Il existe en effet une disposition fiscale qui prévoit que, lorsqu'un chef d'entreprise cède plus de 25% des actions d'une entreprise assujettie à l'impôt sur les sociétés à des membres de sa famille, notamment à ses enfants, il n'y a aucune taxation au titre des plus-values, à condition que le (ou les) bénéficiaire(s) conserve(nt) ces titres pendant cinq ans. Cette sage disposition avait été prise, à l'origine, pour permettre à un héritier qui travaille dans l'entreprise de racheter les titres de son frère ou de sa soeur, extérieurs à celle-ci, lors d'une transmission familiale.
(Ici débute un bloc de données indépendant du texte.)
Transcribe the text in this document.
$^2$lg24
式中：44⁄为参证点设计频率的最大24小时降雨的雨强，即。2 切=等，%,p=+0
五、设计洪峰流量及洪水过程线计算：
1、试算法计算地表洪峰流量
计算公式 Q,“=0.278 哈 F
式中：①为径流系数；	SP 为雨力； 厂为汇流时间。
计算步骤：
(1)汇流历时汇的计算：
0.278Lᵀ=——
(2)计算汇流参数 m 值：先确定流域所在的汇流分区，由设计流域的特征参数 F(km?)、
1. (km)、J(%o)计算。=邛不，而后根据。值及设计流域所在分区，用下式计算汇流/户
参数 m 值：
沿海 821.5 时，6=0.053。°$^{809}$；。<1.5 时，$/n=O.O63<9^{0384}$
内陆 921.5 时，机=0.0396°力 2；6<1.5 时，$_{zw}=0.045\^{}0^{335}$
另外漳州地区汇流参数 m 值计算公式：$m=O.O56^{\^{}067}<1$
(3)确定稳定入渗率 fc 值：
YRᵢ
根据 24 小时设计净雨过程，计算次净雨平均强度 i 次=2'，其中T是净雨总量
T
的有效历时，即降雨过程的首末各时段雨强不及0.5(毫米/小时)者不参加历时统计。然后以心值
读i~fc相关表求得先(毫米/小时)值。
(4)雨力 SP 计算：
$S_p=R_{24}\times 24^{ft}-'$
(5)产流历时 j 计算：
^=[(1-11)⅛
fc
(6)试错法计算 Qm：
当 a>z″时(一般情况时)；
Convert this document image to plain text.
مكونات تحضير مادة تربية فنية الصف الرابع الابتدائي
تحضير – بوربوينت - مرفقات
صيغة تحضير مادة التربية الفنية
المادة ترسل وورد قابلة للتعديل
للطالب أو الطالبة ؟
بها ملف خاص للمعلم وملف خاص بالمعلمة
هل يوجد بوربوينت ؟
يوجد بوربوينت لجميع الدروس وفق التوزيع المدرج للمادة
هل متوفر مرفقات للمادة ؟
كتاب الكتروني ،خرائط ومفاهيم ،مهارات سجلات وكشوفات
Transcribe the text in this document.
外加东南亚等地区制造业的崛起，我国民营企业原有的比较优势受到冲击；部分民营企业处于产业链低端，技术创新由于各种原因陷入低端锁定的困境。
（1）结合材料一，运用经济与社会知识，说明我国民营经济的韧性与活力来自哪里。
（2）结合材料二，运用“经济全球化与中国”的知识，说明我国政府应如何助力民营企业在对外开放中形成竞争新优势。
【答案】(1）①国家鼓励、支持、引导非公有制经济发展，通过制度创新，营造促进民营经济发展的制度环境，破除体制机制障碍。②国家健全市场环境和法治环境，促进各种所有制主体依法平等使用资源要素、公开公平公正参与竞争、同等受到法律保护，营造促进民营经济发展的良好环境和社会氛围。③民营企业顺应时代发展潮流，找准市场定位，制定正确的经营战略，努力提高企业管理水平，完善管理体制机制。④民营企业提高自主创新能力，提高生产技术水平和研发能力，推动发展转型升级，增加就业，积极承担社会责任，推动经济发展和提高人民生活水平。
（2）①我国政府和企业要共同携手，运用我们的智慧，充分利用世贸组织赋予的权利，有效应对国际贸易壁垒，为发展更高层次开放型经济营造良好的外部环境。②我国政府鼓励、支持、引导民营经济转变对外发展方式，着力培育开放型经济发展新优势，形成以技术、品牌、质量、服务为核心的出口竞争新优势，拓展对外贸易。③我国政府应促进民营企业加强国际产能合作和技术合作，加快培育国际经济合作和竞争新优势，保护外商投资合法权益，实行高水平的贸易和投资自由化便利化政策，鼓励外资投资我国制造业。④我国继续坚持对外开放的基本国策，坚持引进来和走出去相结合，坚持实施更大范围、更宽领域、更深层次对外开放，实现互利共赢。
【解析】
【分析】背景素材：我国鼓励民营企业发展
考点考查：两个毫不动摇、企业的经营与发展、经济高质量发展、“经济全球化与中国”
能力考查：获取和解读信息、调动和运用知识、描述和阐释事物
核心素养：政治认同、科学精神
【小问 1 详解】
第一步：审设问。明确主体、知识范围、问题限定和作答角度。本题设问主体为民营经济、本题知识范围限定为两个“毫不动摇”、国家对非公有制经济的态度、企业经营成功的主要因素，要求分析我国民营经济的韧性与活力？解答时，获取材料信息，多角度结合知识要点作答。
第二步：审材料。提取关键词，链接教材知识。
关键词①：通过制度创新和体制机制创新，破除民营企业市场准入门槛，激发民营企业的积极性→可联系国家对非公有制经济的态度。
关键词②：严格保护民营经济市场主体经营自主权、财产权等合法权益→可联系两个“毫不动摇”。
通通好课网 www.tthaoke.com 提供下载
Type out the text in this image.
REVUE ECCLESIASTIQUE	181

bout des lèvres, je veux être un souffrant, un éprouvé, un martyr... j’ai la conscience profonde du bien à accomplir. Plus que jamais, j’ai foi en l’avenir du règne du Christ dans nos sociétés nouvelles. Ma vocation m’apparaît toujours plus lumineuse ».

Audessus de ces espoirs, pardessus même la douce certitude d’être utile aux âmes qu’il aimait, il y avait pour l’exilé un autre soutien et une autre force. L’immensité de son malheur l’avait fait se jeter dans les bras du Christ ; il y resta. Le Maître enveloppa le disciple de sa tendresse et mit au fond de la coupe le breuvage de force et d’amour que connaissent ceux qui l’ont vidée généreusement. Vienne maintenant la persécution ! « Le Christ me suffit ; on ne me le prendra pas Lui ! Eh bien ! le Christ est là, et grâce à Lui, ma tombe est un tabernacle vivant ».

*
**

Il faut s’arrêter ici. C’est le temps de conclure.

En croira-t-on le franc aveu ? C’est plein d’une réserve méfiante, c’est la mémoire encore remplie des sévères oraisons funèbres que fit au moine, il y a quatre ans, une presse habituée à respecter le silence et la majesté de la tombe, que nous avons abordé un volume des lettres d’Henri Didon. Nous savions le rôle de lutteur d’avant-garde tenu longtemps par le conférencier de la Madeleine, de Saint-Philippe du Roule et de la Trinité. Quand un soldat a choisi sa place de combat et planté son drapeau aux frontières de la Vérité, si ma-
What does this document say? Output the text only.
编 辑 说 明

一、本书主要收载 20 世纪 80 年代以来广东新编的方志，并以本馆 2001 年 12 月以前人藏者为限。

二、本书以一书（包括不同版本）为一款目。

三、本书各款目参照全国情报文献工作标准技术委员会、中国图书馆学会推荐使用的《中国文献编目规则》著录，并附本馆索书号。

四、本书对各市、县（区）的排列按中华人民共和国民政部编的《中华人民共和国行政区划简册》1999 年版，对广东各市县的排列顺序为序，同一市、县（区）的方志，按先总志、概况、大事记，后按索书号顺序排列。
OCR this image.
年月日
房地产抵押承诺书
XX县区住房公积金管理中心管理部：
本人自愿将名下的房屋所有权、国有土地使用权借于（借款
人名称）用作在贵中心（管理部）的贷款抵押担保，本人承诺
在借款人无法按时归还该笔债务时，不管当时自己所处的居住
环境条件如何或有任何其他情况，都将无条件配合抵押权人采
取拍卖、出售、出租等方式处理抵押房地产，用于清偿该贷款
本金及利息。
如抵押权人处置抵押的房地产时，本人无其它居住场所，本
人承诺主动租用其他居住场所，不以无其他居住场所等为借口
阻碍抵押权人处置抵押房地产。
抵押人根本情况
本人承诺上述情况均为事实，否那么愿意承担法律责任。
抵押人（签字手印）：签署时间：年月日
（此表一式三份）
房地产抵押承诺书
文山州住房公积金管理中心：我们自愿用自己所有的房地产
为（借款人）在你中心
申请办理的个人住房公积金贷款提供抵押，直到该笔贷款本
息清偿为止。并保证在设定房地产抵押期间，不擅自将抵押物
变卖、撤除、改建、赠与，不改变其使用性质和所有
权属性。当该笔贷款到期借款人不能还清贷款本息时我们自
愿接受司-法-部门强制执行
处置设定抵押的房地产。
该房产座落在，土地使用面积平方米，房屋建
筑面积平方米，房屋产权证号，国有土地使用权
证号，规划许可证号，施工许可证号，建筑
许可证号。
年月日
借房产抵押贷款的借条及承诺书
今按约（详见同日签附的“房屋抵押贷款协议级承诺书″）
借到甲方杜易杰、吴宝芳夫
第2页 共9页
Par une disposition fiscale votée fin 2010, ce type d'opération est désormais soumis, non pas à un impôt sur les plus-values, mais - ce qui est totalement différent à un prélèvement social de 12,3% ! Après avoir fait un pas dans le bon sens, voici donc que l'administration fiscale fait un pas en arrière. Bien que le roi du tango argentin, Carlos Gardel, ait été d'origine française, on se dit que Bercy devrait arrêter les cours de danse.

Article rédigé par Bernard Monassier, membre du Cercle des fiscalistes.